D'ailleurs, quand l'Egypte a voté l'adoption d'une résolution russe au conseil de sécurité favorable à Bachar El Assad, l'Arabie Saoudite s'était empressée de suspendre les livraisons de pétrole d'octobre 2016 à Mars 2017. C'était une leçon qu'Abdelfattah Al-Sissi n'est pas prêt à oublier.
Rapprochement entre l'Arabie Saoudite et Israël
Evidemment, dans ce Moyen-Orient riche en ressources pétolières et où se trouve Israël, rien ne se fait sans que ne soient impliqués les Etats-Unis. L'arrivée de Donald Trump a été à l'orgine d'un changement majeur de l'attitude de l'administration américaine envers l'Iran. Elle est synonyme d'un réveil des tensions latentes et d'une exacerbation des conflits.

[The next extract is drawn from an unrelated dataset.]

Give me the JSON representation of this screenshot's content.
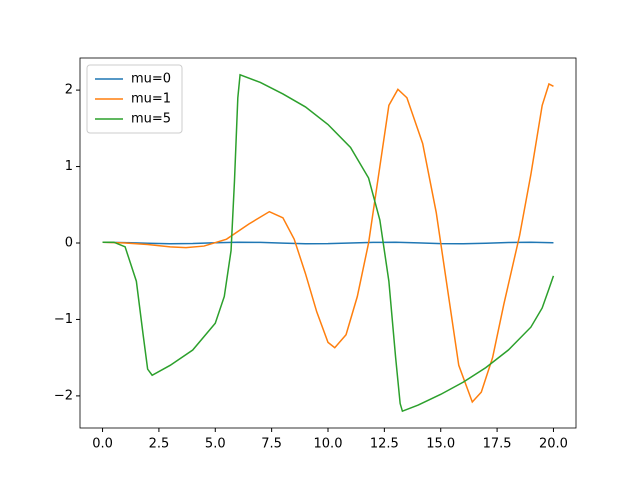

Selon cet expert, il ne faut pas s'étonner de voir une alliance entre Israël et l'Arabie Saoudite. Parce que l'Etat hébreu est "une aide inespérée dans la lutte acharnée contre l'Iran". Néanmoins, prévient Hasni Abidi, l'Arabie Saoudite pourrait y laisser des plumes en perdant sa crédibilité auprès de ses autres partenaires du Conseil de coopération du Golfe. "Le Koweit, qui joue un rôle de médiateur, et le Sultanat d’Oman, qui entretient de bonnes relations avec l’Iran, sont dans une position très réservée face au volontarisme de l’Arabie saoudite. L’Arabie saoudite est très ambitieuse sans avoir les moyens de ses ambitions", conclut-il.